In 2011, we initiated and implemented a number of activities. We
finalized the acquisitions of the Egyptian company Olympic Group and the
Chilean company CTI. As a result of these acquisitions in combination
with the strong organic growth demonstrated by Electrolux in Latin
America, Southeast Asia and Eastern Europe, our pro-forma sales in
growth markets accounted for approximately 35% of total sales in 2011.



Decisions were taken to further adapt our production capacity in North
America and Western Europe in order to increase capacity utilization.
Actions were also taken to reduce overhead costs in line with the
current business environment. Furthermore, we are continuing our efforts
to enhance efficiency and reduce costs by capitalizing on our shared
global strength and scope. These efforts will generate a positive impact
at an escalating pace.



The Electrolux strategy to develop innovative and thoughtfully-designed
product solutions based on end-user insight was strengthened in 2011
through the establishment of “the Innovation Triangle” in Group
Management. The new and strengthened roles for the R&D, Marketing and
Design functions will generate synergies throughout the product-creation
process, with an even clearer focus on customers and consumers. This
will enable Electrolux to take more relevant, innovative product
solutions to market at a faster pace.



We are continuing to launch new products and the introduction of new and
innovative products under the AEG brand received strong market response.
In Latin America, we began to harvest the rewards of the new products
launched in early 2011. 2012 will be an intensive launch year, which
will require increased investments in marketing and product development.

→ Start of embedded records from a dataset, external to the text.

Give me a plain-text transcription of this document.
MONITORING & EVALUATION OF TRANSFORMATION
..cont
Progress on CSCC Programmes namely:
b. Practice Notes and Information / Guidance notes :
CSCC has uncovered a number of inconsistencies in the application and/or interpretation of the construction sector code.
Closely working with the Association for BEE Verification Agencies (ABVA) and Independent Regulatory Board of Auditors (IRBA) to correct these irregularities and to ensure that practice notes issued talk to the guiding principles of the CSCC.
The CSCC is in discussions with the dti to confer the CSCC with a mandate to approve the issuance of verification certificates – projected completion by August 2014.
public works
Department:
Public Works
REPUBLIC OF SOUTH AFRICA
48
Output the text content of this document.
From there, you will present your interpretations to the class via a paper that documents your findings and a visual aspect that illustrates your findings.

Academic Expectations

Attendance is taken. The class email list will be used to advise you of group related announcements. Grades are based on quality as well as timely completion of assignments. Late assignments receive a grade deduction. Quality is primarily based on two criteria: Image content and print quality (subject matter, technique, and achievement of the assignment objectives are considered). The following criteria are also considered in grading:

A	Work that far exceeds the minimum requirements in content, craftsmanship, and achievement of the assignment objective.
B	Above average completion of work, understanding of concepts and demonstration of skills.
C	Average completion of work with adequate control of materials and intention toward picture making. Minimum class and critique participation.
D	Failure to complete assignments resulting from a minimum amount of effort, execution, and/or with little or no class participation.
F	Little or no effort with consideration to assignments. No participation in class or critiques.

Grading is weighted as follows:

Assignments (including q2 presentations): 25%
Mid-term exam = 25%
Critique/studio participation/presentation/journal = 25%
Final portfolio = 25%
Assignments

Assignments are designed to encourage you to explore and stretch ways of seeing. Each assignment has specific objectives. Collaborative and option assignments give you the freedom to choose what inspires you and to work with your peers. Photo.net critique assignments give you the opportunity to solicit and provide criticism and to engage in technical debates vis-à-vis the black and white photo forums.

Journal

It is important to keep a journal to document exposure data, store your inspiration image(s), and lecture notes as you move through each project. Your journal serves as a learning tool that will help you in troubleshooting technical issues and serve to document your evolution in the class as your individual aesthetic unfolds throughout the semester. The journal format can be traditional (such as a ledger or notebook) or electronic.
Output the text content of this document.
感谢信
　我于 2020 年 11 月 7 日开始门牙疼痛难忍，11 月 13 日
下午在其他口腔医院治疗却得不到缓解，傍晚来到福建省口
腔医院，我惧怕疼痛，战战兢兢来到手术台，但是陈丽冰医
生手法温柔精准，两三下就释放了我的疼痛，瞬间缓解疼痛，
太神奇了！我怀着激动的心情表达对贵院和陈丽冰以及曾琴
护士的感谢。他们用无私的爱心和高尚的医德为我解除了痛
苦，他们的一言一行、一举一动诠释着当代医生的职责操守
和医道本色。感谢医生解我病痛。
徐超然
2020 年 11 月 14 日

While we expect the trend going forward to shift in a more positive
direction in the form of gradual improvements in prices, mix and lower
costs, we do not anticipate that demand in mature markets will recover
in the first half of 2012. However, there could be a certain degree of
improvement in the US market by the end of 2012, supported by a modest
growth in the housing market.



As we find ourselves in a more favorable commodity market, we do not
anticipate costs from raw materials to exceed the 2011 level by more
than SEK 500m, with the majority of the impact in the first half of the
year. During 2012, we will also see increased costs for sourced products
and transportation, which makes it even more important to be successful
with our price increases.



The result in 2011, achieved in a period of significant economic
decline, demonstrates that our strategy of increasing the pace of new
product offerings, investing in profitable growth areas and implementing
efficiency enhancements in production is a successful one. In 2012, we
will further strengthen the Electrolux brand position, we will continue
to develop innovative products that consumers prefer, we will further
improve our operational efficiency and we will maintain a strong balance
sheet to be prepared for both uncertainties and opportunities.